OpenCV is an image processing library created by intel which includes various packages and several functions in it. OpenCV is used to solve many problems in computer vision and machine learning applications and due to its large community, it is getting updated day by day. OpenCV can be implemented in C++, Python, Java programming languages, and different platforms like Linux, Windows, macOS.
In this article, we will demonstrate one of the interesting applications of OpenCV in performing bitwise operations on images.
Topics covered in this article
- Bitwise Operators in Computer Vision
- Bitwise AND
- Bitwise OR
- Bitwise NOT
- Bitwise XOR
Bitwise Operators in Computer Vision
Bitwise operations can be used in image manipulations. These bitwise techniques are used in many computer vision applications like for creating masks of the image, adding watermarks to the image and it is possible to create a new image using these bitwise operators. These operations work on the individual pixels in the image to give accurate results compared with other morphing techniques in OpenCV.
Using the below code snippet, we will create two images – image1, image2 as input images on which the bitwise operations will be performed.
import numpy as np
import cv2
from google.colab.patches import cv2_imshow
image1 = np.zeros((400, 400), dtype="uint8")
cv2.rectangle(image1, (100, 100), (250, 250), 255, -1)
cv2_imshow(image1)
image2 = np.zeros((400, 400), dtype="uint8")
cv2.circle(image2, (150, 150), 90, 255, -1)
cv2_imshow(image2)
In the above output, we created a square & circle with white pixels and a background with black pixels using these we will differentiate each bitwise function individually.
Now we will start performing the bitwise operations.
Bitwise AND
This function calculates the conjunction of pixels in both images. This operation only considers pixels that are common with image 1 and image 2 and remaining pixels are removed from the output image.
bit-and = cv2.bitwise_and(img1,img2)
cv2_imshow(bit-and)
In the above output, by using the AND function only the intersected regions in both images are displayed.
Bitwise OR
This function calculates the disjunction of the pixels in both images. Here we perform an element-wise product of the array, we will not eliminate pixels but it merges both images.

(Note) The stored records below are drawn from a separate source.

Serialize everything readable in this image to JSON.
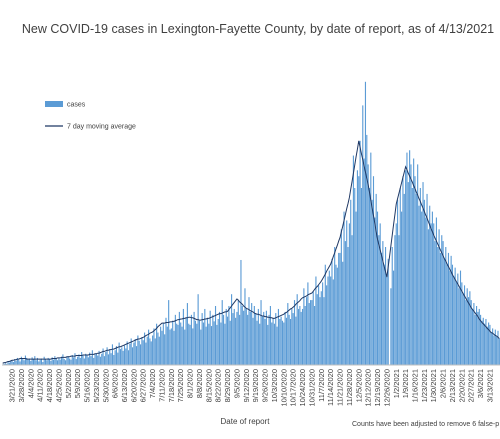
{
  "chart_data": {
    "type": "bar",
    "title": "New COVID-19 cases in Lexington-Fayette County, by date of report, as of 4/13/2021",
    "x_label": "Date of report",
    "footnote": "Counts have been adjusted to remove 6 false-p",
    "ylim": [
      0,
      500
    ],
    "categories": [
      null,
      null,
      null,
      null,
      null,
      null,
      null,
      "3/21/2020",
      null,
      null,
      null,
      null,
      null,
      null,
      "3/28/2020",
      null,
      null,
      null,
      null,
      null,
      null,
      "4/4/2020",
      null,
      null,
      null,
      null,
      null,
      null,
      "4/11/2020",
      null,
      null,
      null,
      null,
      null,
      null,
      "4/18/2020",
      null,
      null,
      null,
      null,
      null,
      null,
      "4/25/2020",
      null,
      null,
      null,
      null,
      null,
      null,
      "5/2/2020",
      null,
      null,
      null,
      null,
      null,
      null,
      "5/9/2020",
      null,
      null,
      null,
      null,
      null,
      null,
      "5/16/2020",
      null,
      null,
      null,
      null,
      null,
      null,
      "5/23/2020",
      null,
      null,
      null,
      null,
      null,
      null,
      "5/30/2020",
      null,
      null,
      null,
      null,
      null,
      null,
      "6/6/2020",
      null,
      null,
      null,
      null,
      null,
      null,
      "6/13/2020",
      null,
      null,
      null,
      null,
      null,
      null,
      "6/20/2020",
      null,
      null,
      null,
      null,
      null,
      null,
      "6/27/2020",
      null,
      null,
      null,
      null,
      null,
      null,
      "7/4/2020",
      null,
      null,
      null,
      null,
      null,
      null,
      "7/11/2020",
      null,
      null,
      null,
      null,
      null,
      null,
      "7/18/2020",
      null,
      null,
      null,
      null,
      null,
      null,
      "7/25/2020",
      null,
      null,
      null,
      null,
      null,
      null,
      "8/1/2020",
      null,
      null,
      null,
      null,
      null,
      null,
      "8/8/2020",
      null,
      null,
      null,
      null,
      null,
      null,
      "8/15/2020",
      null,
      null,
      null,
      null,
      null,
      null,
      "8/22/2020",
      null,
      null,
      null,
      null,
      null,
      null,
      "8/29/2020",
      null,
      null,
      null,
      null,
      null,
      null,
      "9/5/2020",
      null,
      null,
      null,
      null,
      null,
      null,
      "9/12/2020",
      null,
      null,
      null,
      null,
      null,
      null,
      "9/19/2020",
      null,
      null,
      null,
      null,
      null,
      null,
      "9/26/2020",
      null,
      null,
      null,
      null,
      null,
      null,
      "10/3/2020",
      null,
      null,
      null,
      null,
      null,
      null,
      "10/10/2020",
      null,
      null,
      null,
      null,
      null,
      null,
      "10/17/2020",
      null,
      null,
      null,
      null,
      null,
      null,
      "10/24/2020",
      null,
      null,
      null,
      null,
      null,
      null,
      "10/31/2020",
      null,
      null,
      null,
      null,
      null,
      null,
      "11/7/2020",
      null,
      null,
      null,
      null,
      null,
      null,
      "11/14/2020",
      null,
      null,
      null,
      null,
      null,
      null,
      "11/21/2020",
      null,
      null,
      null,
      null,
      null,
      null,
      "11/28/2020",
      null,
      null,
      null,
      null,
      null,
      null,
      "12/5/2020",
      null,
      null,
      null,
      null,
      null,
      null,
      "12/12/2020",
      null,
      null,
      null,
      null,
      null,
      null,
      "12/19/2020",
      null,
      null,
      null,
      null,
      null,
      null,
      "12/26/2020",
      null,
      null,
      null,
      null,
      null,
      null,
      "1/2/2021",
      null,
      null,
      null,
      null,
      null,
      null,
      "1/9/2021",
      null,
      null,
      null,
      null,
      null,
      null,
      "1/16/2021",
      null,
      null,
      null,
      null,
      null,
      null,
      "1/23/2021",
      null,
      null,
      null,
      null,
      null,
      null,
      "1/30/2021",
      null,
      null,
      null,
      null,
      null,
      null,
      "2/6/2021",
      null,
      null,
      null,
      null,
      null,
      null,
      "2/13/2021",
      null,
      null,
      null,
      null,
      null,
      null,
      "2/20/2021",
      null,
      null,
      null,
      null,
      null,
      null,
      "2/27/2021",
      null,
      null,
      null,
      null,
      null,
      null,
      "3/6/2021",
      null,
      null,
      null,
      null,
      null,
      null,
      "3/13/2021",
      null,
      null,
      null,
      null,
      null,
      null,
      null
    ],
    "series": [
      {
        "name": "cases",
        "type": "bar",
        "color": "#5b9bd5",
        "values": [
          1,
          2,
          3,
          2,
          5,
          4,
          6,
          8,
          5,
          10,
          7,
          12,
          9,
          6,
          14,
          10,
          8,
          16,
          12,
          9,
          11,
          7,
          13,
          10,
          15,
          8,
          12,
          6,
          9,
          11,
          5,
          14,
          10,
          8,
          12,
          10,
          7,
          13,
          9,
          15,
          11,
          8,
          12,
          9,
          14,
          18,
          10,
          8,
          13,
          15,
          11,
          9,
          17,
          13,
          20,
          10,
          14,
          18,
          12,
          22,
          16,
          11,
          19,
          17,
          13,
          21,
          15,
          25,
          12,
          18,
          20,
          16,
          24,
          14,
          19,
          28,
          15,
          22,
          30,
          18,
          26,
          20,
          35,
          17,
          25,
          32,
          21,
          38,
          27,
          30,
          24,
          33,
          28,
          40,
          25,
          36,
          45,
          30,
          38,
          44,
          32,
          50,
          41,
          35,
          47,
          42,
          55,
          38,
          48,
          60,
          45,
          40,
          50,
          62,
          45,
          70,
          55,
          48,
          65,
          58,
          72,
          52,
          80,
          65,
          110,
          60,
          62,
          75,
          58,
          85,
          70,
          68,
          90,
          72,
          65,
          95,
          60,
          80,
          105,
          70,
          68,
          85,
          62,
          90,
          75,
          70,
          120,
          75,
          60,
          88,
          72,
          95,
          65,
          80,
          70,
          92,
          66,
          85,
          74,
          100,
          68,
          78,
          90,
          72,
          110,
          85,
          70,
          95,
          82,
          100,
          75,
          120,
          88,
          95,
          80,
          90,
          110,
          85,
          178,
          100,
          92,
          130,
          95,
          85,
          115,
          90,
          105,
          80,
          100,
          88,
          75,
          95,
          70,
          110,
          82,
          90,
          78,
          92,
          68,
          85,
          100,
          72,
          80,
          70,
          88,
          65,
          95,
          78,
          82,
          75,
          72,
          90,
          80,
          105,
          85,
          78,
          95,
          88,
          110,
          82,
          120,
          95,
          100,
          90,
          95,
          130,
          100,
          115,
          140,
          105,
          110,
          110,
          125,
          100,
          150,
          120,
          135,
          115,
          125,
          140,
          115,
          170,
          135,
          150,
          160,
          150,
          180,
          145,
          200,
          170,
          165,
          190,
          190,
          230,
          175,
          260,
          210,
          245,
          200,
          240,
          280,
          220,
          355,
          300,
          260,
          330,
          320,
          380,
          300,
          440,
          350,
          480,
          390,
          340,
          300,
          360,
          280,
          320,
          250,
          290,
          260,
          220,
          240,
          190,
          210,
          170,
          200,
          150,
          180,
          0,
          130,
          200,
          160,
          220,
          240,
          280,
          220,
          300,
          260,
          320,
          290,
          330,
          360,
          310,
          364,
          340,
          300,
          350,
          320,
          290,
          340,
          270,
          300,
          260,
          310,
          280,
          250,
          290,
          230,
          270,
          240,
          260,
          240,
          210,
          250,
          200,
          230,
          190,
          220,
          210,
          180,
          200,
          170,
          190,
          160,
          185,
          170,
          150,
          165,
          140,
          155,
          130,
          160,
          140,
          120,
          135,
          110,
          130,
          115,
          125,
          110,
          95,
          105,
          85,
          100,
          90,
          95,
          85,
          75,
          80,
          70,
          78,
          65,
          72,
          68,
          55,
          62,
          50,
          60,
          48,
          58,
          45
        ]
      },
      {
        "name": "7 day moving average",
        "type": "line",
        "color": "#1f3864",
        "values": [
          3,
          4,
          4,
          5,
          6,
          6,
          7,
          8,
          8,
          9,
          9,
          10,
          10,
          11,
          11,
          11,
          11,
          11,
          10,
          10,
          10,
          10,
          10,
          10,
          10,
          10,
          10,
          10,
          10,
          10,
          10,
          10,
          10,
          10,
          10,
          10,
          10,
          11,
          11,
          11,
          11,
          12,
          12,
          12,
          13,
          13,
          13,
          13,
          14,
          14,
          14,
          15,
          15,
          15,
          15,
          16,
          16,
          16,
          16,
          16,
          17,
          17,
          17,
          17,
          17,
          18,
          18,
          18,
          18,
          19,
          19,
          20,
          20,
          21,
          22,
          23,
          23,
          24,
          25,
          25,
          26,
          26,
          27,
          27,
          28,
          29,
          30,
          31,
          31,
          32,
          33,
          34,
          35,
          36,
          37,
          38,
          39,
          40,
          41,
          42,
          43,
          44,
          44,
          45,
          46,
          47,
          48,
          50,
          51,
          52,
          54,
          55,
          56,
          58,
          60,
          62,
          65,
          67,
          69,
          71,
          71,
          71,
          72,
          72,
          72,
          73,
          73,
          74,
          74,
          75,
          76,
          77,
          77,
          78,
          78,
          79,
          79,
          80,
          80,
          81,
          81,
          80,
          80,
          79,
          78,
          77,
          77,
          76,
          76,
          77,
          77,
          78,
          78,
          79,
          79,
          80,
          81,
          82,
          83,
          84,
          85,
          86,
          87,
          87,
          88,
          89,
          90,
          90,
          91,
          94,
          97,
          100,
          103,
          106,
          109,
          112,
          110,
          107,
          105,
          103,
          100,
          98,
          96,
          95,
          94,
          92,
          91,
          90,
          88,
          87,
          86,
          86,
          85,
          84,
          83,
          83,
          82,
          82,
          81,
          81,
          80,
          80,
          79,
          79,
          80,
          81,
          82,
          83,
          84,
          85,
          86,
          88,
          89,
          91,
          93,
          95,
          96,
          98,
          100,
          103,
          105,
          107,
          109,
          112,
          114,
          115,
          116,
          117,
          119,
          120,
          121,
          122,
          125,
          128,
          131,
          133,
          136,
          139,
          142,
          146,
          150,
          154,
          159,
          163,
          167,
          171,
          177,
          184,
          190,
          197,
          203,
          210,
          216,
          226,
          235,
          245,
          255,
          265,
          274,
          284,
          298,
          311,
          325,
          339,
          353,
          366,
          380,
          369,
          358,
          348,
          337,
          327,
          316,
          306,
          293,
          279,
          266,
          253,
          240,
          226,
          213,
          204,
          195,
          186,
          176,
          167,
          158,
          149,
          167,
          184,
          202,
          220,
          238,
          255,
          273,
          282,
          291,
          300,
          309,
          318,
          327,
          336,
          331,
          325,
          320,
          315,
          310,
          304,
          299,
          293,
          288,
          282,
          277,
          271,
          266,
          260,
          254,
          249,
          243,
          237,
          231,
          226,
          220,
          215,
          210,
          205,
          200,
          195,
          190,
          185,
          180,
          176,
          171,
          167,
          162,
          158,
          153,
          149,
          145,
          141,
          137,
          133,
          129,
          125,
          121,
          117,
          113,
          109,
          105,
          101,
          97,
          94,
          91,
          88,
          85,
          82,
          78,
          75,
          72,
          70,
          67,
          65,
          62,
          60,
          57,
          55,
          54,
          52,
          50,
          49,
          47,
          45
        ]
      }
    ]
  }
}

bit-or = cv2.bitwise_or(img1,img2)
cv2_imshow(bit-or)
In the above output, we merged both images using the OR function
Bitwise NOT
This function inverts every bit of an array. It replaces the white pixels with black pixels and vice versa. This operation can be performed only on one image.
bit-not = cv2.bitwise_not(img1)
cv2_imshow(bit-not)
In the above execution, we have given input as a circle with white pixels and background with black pixels by using the NOT function to replace black pixels with white and vice versa.
Bitwise XOR
This function inverts the pixels which are intersected in image 1 & image 2 and the rest of the pixels remains the same.
bit-xor = cv2.bitwise_xor(img1,img2)
cv2_imshow(bit-xor)
As we can see in the above output, by using the XOR function it removes the intersected region, and the remaining pixels are displayed.
Conclusion
In this article, we demonstrated that bitwise functions are used for image manipulations using OpenCV. We illustrated the basic difference between each function. These operations are used in many computer vision real-time applications. But the main drawback of this bitwise function is that we cannot perform these operations with more than images.